No, if we are honest, with the exception of commercial work which clients need in order to push their businesses forward, no one really loves anyone else's work. Not wholeheartedly. We do this photography thing because we love our own work. Sure, there are ten or twelve or maybe twenty photographers whose work you admire and wish you could compete with but it's not Joe at the camera club and it's certainly not that guy who has photographed Mount Bonnell in every season and from every angle and with every camera. Robert Frank? Maybe. Richard Avedon? Sure. But that guy who keeps buying those monster zoom lenses and takes shots at the kid's football games? Not on your life. 

So, if I'm such a curmudgeon and so grumpy about photography why do I even bother to practice and share it? Well, my interest is in people and what I've found after working through a lot of life is that there are polite ways of looking at people and then there are interesting ways of looking at people. There's the quick glance and there's the long stare. 

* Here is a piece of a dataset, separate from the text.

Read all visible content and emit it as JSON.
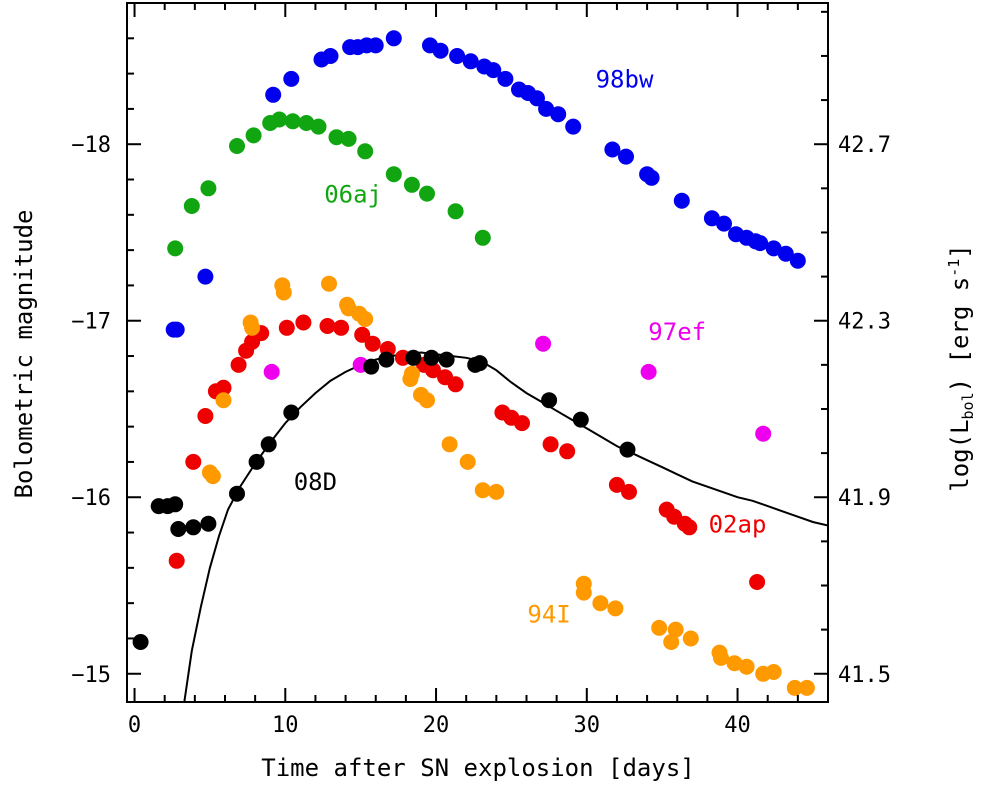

The short answer is that the camera, and the practice of photographing people, gives me a certain permission to really look at and absorb the beauty or presence or energy of the person who stands or sits on the other side of the camera. I photograph (for myself) only the people I find beautiful, interesting, compelling, engaging or scary. Because in this way I can spend time circumventing the polite (and necessary) rules of our culture and stare a little longer, sit a little closer and engage people on a different level than that which is part of our social contract in everyday life. That's why portraits are so captivating. Not necessarily only mine but everyone's. You can stop and look. If you are of a certain generation you might be looking to see if the surface details disclose some evidence of the subject's soul. From another generation you might be admiring aesthetic balance and form. For others it's all about expression and connection. But the bottom line is that the attraction to images of people is our innate curiosity about what makes the person across from us both different and the same. 

My images give you permission to stare. And it's an invitation to see and understand what I find interesting. Fields of blowing cornstalks versus faces directly engaged. No contest.